Hewitt puts job on the line in defence of NHS reforms

Patricia Hewitt, the health secretary, has put her job on the line over the National Health Service’s finances and pledged to press ahead with market-based reforms. The reforms might seem to be going “too far and too fast”, she said, but were “absolutely necessary” and “the only route to safeguard the NHS”.

Her pledge to press ahead came as it emerged that hundreds of jobs are likely to be cut from NHS Direct, the flagship telephone and web-based helpline as competition from others for services it hoped to provide threaten to plunge it into a deficit later this year.

At the same time, North Staffordshire NHS Trust said it was to cut 1,000 jobs from its 7,000-strong workforce to help balance its books.

Ms Hewitt accepted that “there will be more turbulence, more disquiet and more criticism” as the reform programme, which includes paying hospitals by the number of patients they treat and giving patients more choice, gathers pace.

She argued that staff could be shed without affecting care through the more efficient use of resources and that the government’s reforms “actually give the hospital more incentives to improve patient care and value for money”.

The NHS finances, heading for a £790m overspend on the latest available figures, had to be got right, she said. This will be her first year in full charge of the money “and I know I will be judged on this by the people”.

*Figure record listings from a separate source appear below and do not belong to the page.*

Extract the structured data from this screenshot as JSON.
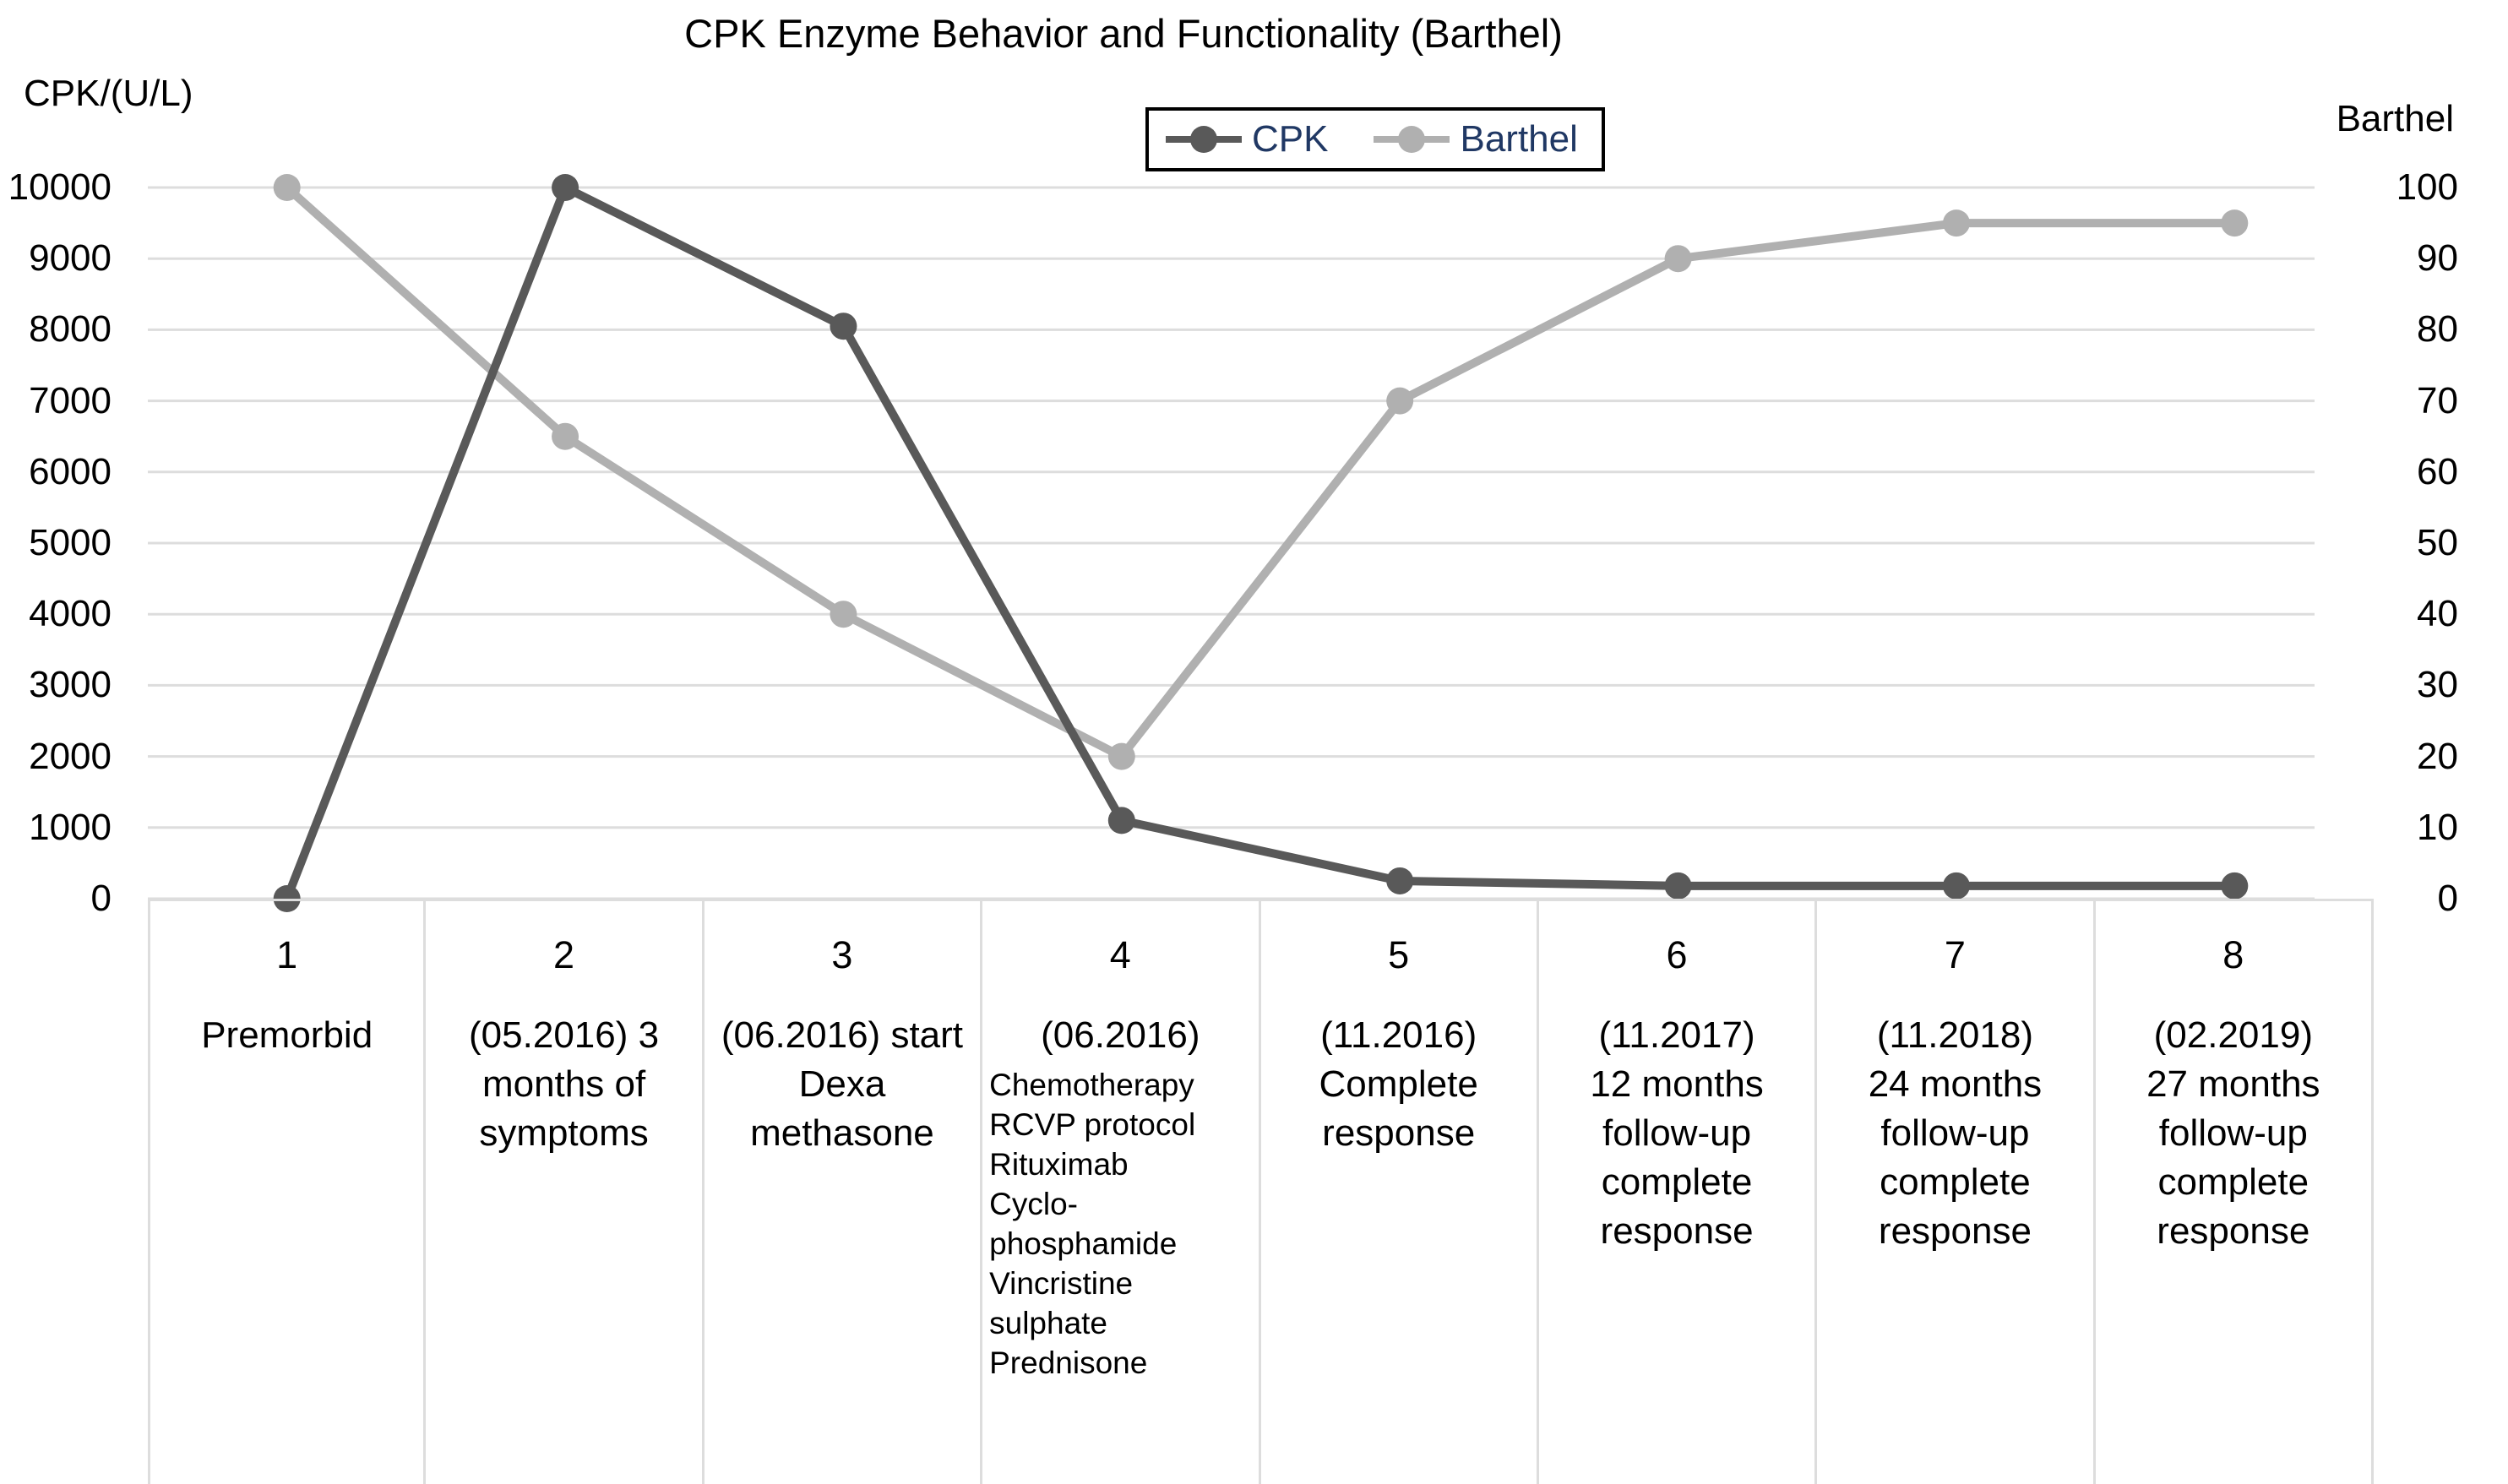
{
  "title": "CPK Enzyme Behavior and Functionality (Barthel)",
  "left_axis": {
    "label": "CPK/(U/L)",
    "min": 0,
    "max": 10000,
    "tick_step": 1000,
    "ticks": [
      "10000",
      "9000",
      "8000",
      "7000",
      "6000",
      "5000",
      "4000",
      "3000",
      "2000",
      "1000",
      "0"
    ]
  },
  "right_axis": {
    "label": "Barthel",
    "min": 0,
    "max": 100,
    "tick_step": 10,
    "ticks": [
      "100",
      "90",
      "80",
      "70",
      "60",
      "50",
      "40",
      "30",
      "20",
      "10",
      "0"
    ]
  },
  "legend": {
    "border_color": "#000000",
    "text_color": "#203864",
    "items": [
      {
        "label": "CPK",
        "color": "#595959"
      },
      {
        "label": "Barthel",
        "color": "#b0b0b0"
      }
    ]
  },
  "chart_data": {
    "type": "line",
    "title": "CPK Enzyme Behavior and Functionality (Barthel)",
    "x": [
      1,
      2,
      3,
      4,
      5,
      6,
      7,
      8
    ],
    "series": [
      {
        "name": "Barthel",
        "axis": "right",
        "color": "#b0b0b0",
        "values": [
          100,
          65,
          40,
          20,
          70,
          90,
          95,
          95
        ]
      },
      {
        "name": "CPK",
        "axis": "left",
        "color": "#595959",
        "values": [
          0,
          10000,
          8050,
          1100,
          250,
          180,
          180,
          180
        ]
      }
    ],
    "left_axis_label": "CPK/(U/L)",
    "right_axis_label": "Barthel",
    "left_ylim": [
      0,
      10000
    ],
    "right_ylim": [
      0,
      100
    ],
    "grid": true,
    "legend_position": "top-center",
    "categories": [
      "Premorbid",
      "(05.2016) 3 months of symptoms",
      "(06.2016) start Dexa methasone",
      "(06.2016) Chemotherapy RCVP protocol Rituximab Cyclo-phosphamide Vincristine sulphate Prednisone",
      "(11.2016) Complete response",
      "(11.2017) 12 months follow-up complete response",
      "(11.2018) 24 months follow-up complete response",
      "(02.2019) 27 months follow-up complete response"
    ]
  },
  "x_table": {
    "columns": [
      {
        "number": "1",
        "lines": [
          "Premorbid"
        ]
      },
      {
        "number": "2",
        "lines": [
          "(05.2016) 3",
          "months of",
          "symptoms"
        ]
      },
      {
        "number": "3",
        "lines": [
          "(06.2016) start",
          "Dexa",
          "methasone"
        ]
      },
      {
        "number": "4",
        "lines": [
          "(06.2016)"
        ],
        "drug_lines": [
          "Chemotherapy",
          "RCVP protocol",
          "Rituximab",
          "Cyclo-",
          "phosphamide",
          "Vincristine",
          "sulphate",
          "Prednisone"
        ]
      },
      {
        "number": "5",
        "lines": [
          "(11.2016)",
          "Complete",
          "response"
        ]
      },
      {
        "number": "6",
        "lines": [
          "(11.2017)",
          "12 months",
          "follow-up",
          "complete",
          "response"
        ]
      },
      {
        "number": "7",
        "lines": [
          "(11.2018)",
          "24 months",
          "follow-up",
          "complete",
          "response"
        ]
      },
      {
        "number": "8",
        "lines": [
          "(02.2019)",
          "27 months",
          "follow-up",
          "complete",
          "response"
        ]
      }
    ]
  },
  "colors": {
    "background": "#ffffff",
    "cpk_series": "#595959",
    "barthel_series": "#b0b0b0",
    "gridline": "#dddddd",
    "legend_text": "#203864",
    "text": "#000000",
    "legend_border": "#000000"
  }
}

She pledged that the coming financial year would be the last when underspending organisations had their surpluses taken off them to bail out overspending ones.

She said the current year was “pivotal in the development of the NHS. The year we change it for good, the year we solve some of the long-term problems”.

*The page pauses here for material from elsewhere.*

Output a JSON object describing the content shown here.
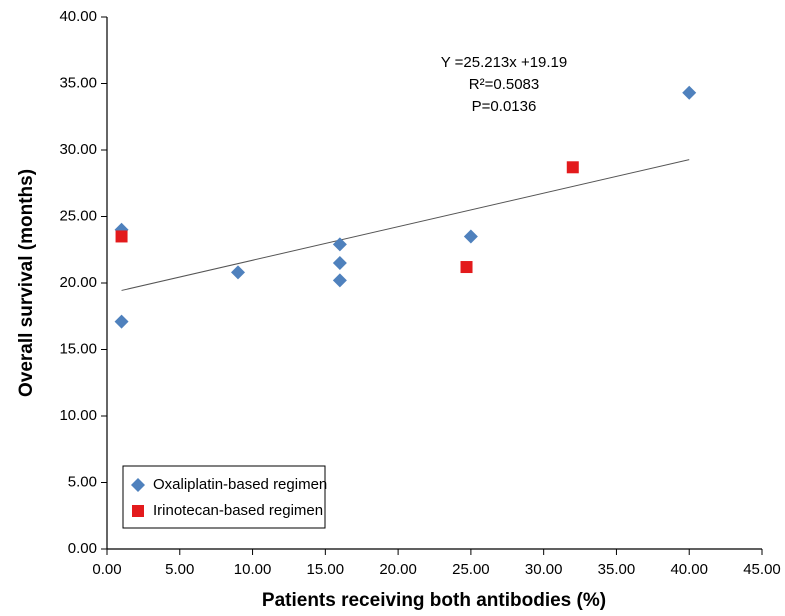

The lesson of recent history was that “New Labour can never be bold enough when it comes to reform of the public services”. The reforms, she said, “are not the cause of the financial overspends in the NHS. Our reforms are designed firstly to illuminate the problems, hitherto hidden in dark corners and secondly to put the problems right”.

Patient choice was already delivering shorter waits for diagnosis and private sector provision had contributed to waiting times for cataract operations tumbling. “We have a clear choice for the NHS – leave it alone and watch it decay; or hold steady with the reforms and watch it prosper.”

She also disclosed that choose and book, the IT system that helps with choice, has achieved almost 250,000 bookings – the number it should have reached in December 2004 – and will be handling 1m of the 13m first outpatient appointments a year by August.